Independent Spotlight is a continuing series on Stewart’s blog. The series revolves around independent artists and bands sending their music to Brett to review. No band is promised a positive review, and all music is reviewed honestly in an effort to better independent music.
One of the beauties of the Independent Spotlight is its vast reach. We review artists from all around the world, covering music from nearly every genre and nationality. As is the case this evening, as we’ll be delving into Indytronics, a group based out of Ukraine. They align themselves as indie rock and post-punk and they boast some fantastic influences. (Arctic Monkeys, Radiohead, the Vaccines, the Beatles to name a few. That’s a damn solid foundation to build on.) How do they stack up to their indie counterparts? Let’s find out.
Now, most of Indytronic’s online presence is in Russian, so fully equip with Google Translate, I attempted to dig as deep as I could into their persona. Their debut release, ‘Scintilla Wave,’ was dropped about six months ago. Thus, we’re going to check out a random handful of tunes from the release. Fortunately, the music is in English. (Fortunately for me as an English-speaking critic, anyway.)
‘Catwalk’ establishes the Indytronic sound right out of the gate. Their name alludes to an electronic style, but that’s not necessarily the case here. It’s an atmosphere-heavy, introspective jaunt through indie rock musings. Lead vocalist Danil Bogdanenko has a very ‘indie’ voice, embracing some of the typical tropes of singers in his field. As a result, he’s frequently very difficult to understand.

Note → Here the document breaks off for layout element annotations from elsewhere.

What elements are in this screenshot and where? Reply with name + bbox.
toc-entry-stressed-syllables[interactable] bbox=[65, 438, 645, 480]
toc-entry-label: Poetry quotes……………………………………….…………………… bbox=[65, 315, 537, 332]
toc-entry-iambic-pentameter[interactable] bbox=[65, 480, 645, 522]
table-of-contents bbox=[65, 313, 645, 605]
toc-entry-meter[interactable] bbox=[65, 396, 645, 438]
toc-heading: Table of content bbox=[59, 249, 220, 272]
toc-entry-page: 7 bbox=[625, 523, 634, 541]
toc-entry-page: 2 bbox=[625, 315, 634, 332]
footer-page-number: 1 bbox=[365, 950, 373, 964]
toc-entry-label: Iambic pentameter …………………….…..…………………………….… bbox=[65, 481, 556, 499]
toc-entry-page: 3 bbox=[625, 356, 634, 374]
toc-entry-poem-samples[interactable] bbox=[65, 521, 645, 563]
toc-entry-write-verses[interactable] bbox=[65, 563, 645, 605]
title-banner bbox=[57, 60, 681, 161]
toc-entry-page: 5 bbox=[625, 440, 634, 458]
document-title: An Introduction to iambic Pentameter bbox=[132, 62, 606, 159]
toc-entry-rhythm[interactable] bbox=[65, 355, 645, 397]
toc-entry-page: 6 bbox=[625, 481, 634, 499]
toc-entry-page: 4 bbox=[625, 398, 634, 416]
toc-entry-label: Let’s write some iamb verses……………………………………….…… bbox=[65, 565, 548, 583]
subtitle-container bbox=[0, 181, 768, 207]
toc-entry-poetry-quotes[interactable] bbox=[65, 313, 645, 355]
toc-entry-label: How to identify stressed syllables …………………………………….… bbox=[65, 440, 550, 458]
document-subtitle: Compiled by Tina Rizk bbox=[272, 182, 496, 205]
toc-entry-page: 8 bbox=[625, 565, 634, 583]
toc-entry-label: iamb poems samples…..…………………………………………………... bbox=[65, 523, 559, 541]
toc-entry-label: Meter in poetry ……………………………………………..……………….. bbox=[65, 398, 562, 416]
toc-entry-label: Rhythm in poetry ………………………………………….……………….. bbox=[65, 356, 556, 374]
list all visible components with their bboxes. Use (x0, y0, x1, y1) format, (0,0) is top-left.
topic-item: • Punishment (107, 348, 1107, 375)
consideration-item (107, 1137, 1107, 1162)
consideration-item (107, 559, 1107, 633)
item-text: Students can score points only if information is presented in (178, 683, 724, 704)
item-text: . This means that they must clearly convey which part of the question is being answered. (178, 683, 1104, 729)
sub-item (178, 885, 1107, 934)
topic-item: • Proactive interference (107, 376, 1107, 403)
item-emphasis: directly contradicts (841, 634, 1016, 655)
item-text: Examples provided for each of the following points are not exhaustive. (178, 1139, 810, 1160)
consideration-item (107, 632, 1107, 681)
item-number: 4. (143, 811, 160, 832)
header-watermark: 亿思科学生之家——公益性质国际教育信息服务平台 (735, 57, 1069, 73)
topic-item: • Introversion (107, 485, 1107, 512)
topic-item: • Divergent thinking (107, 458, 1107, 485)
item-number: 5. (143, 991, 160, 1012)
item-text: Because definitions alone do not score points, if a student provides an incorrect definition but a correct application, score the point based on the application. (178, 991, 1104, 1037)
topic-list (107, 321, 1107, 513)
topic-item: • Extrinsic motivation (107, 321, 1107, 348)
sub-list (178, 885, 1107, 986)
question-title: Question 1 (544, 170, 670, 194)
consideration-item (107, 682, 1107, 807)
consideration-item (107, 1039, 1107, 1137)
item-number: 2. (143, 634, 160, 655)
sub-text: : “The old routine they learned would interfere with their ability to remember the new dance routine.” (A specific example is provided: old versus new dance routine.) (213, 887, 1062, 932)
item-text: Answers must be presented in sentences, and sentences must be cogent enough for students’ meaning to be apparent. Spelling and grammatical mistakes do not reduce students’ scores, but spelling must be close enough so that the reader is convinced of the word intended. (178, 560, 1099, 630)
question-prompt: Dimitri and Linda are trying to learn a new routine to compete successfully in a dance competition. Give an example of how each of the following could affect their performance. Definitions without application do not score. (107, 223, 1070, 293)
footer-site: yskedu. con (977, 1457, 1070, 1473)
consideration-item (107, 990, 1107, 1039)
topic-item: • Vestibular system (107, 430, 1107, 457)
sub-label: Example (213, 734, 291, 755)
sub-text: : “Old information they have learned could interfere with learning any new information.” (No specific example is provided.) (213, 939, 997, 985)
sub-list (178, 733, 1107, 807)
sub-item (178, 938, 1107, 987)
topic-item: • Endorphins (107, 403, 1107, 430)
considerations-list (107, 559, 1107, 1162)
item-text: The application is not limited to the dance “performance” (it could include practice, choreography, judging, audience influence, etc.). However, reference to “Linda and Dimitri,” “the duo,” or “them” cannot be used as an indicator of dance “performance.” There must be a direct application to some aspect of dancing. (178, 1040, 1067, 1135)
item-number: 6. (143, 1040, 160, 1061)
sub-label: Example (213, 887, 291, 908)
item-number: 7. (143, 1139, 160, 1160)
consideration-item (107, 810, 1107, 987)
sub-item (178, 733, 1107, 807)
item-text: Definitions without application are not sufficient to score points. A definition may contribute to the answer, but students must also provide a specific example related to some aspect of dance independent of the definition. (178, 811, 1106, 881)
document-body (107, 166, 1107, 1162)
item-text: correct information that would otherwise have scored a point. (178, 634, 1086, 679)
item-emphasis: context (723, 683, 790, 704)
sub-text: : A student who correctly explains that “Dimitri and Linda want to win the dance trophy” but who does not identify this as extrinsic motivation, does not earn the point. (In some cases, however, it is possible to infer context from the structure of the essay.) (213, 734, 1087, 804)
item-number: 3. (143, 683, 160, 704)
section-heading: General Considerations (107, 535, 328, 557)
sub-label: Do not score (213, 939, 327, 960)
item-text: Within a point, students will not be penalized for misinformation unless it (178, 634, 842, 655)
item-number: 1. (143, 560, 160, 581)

That criticism may extend to one of the band’s better tunes as well, ‘Future Talk Knocks.’ At times, Bogdanenko is difficult to understand here as well. Now, this specific style is very, very, very much inspired by the Arctic Monkeys. I’d be shocked if this song wasn’t modeled off of a style pioneered by ‘Whatever People Say I Am, That’s What I’m Not.’ The guitar banter, the vocal delivery, and just about everything else screams early Arctic Monkeys. Fortunately, the group masters the sound quite well. I’ve never had an issue understanding Alex Turner, though. He’s a sly, witty performer that bounces around in a rap-like fashion, but he’s also understandable. Bogdanenko does falter into a realm of obscurity in that regard.
A few other pieces I checked out were the dynamically intriguing ‘Lovebite’ and the acoustic ‘Ocean In The Lungs.’ I prefer the latter track because the slower style accentuates the band quite well. It also accents their songwriting, which is strong, for the most part. Other songs, however, such as ‘Mighty One,’ just embrace the Monkeys inspiration to an extreme extent.
Indytronics is chock-full of talent and fun. I do, however, worry that their sound is too much like the Arctic Monkeys - if I want to hear this kind of music, I’ll listen to ‘Whatever People Say I Am, That’s What I’m Not’ or ‘Humbug.’ Frankly, those albums will always do this style better. Indytronics should borrow their favorite bits of that, but they also need to focus on creating a unique sound of their own. They haven't arrived there yet, but they have the potential to.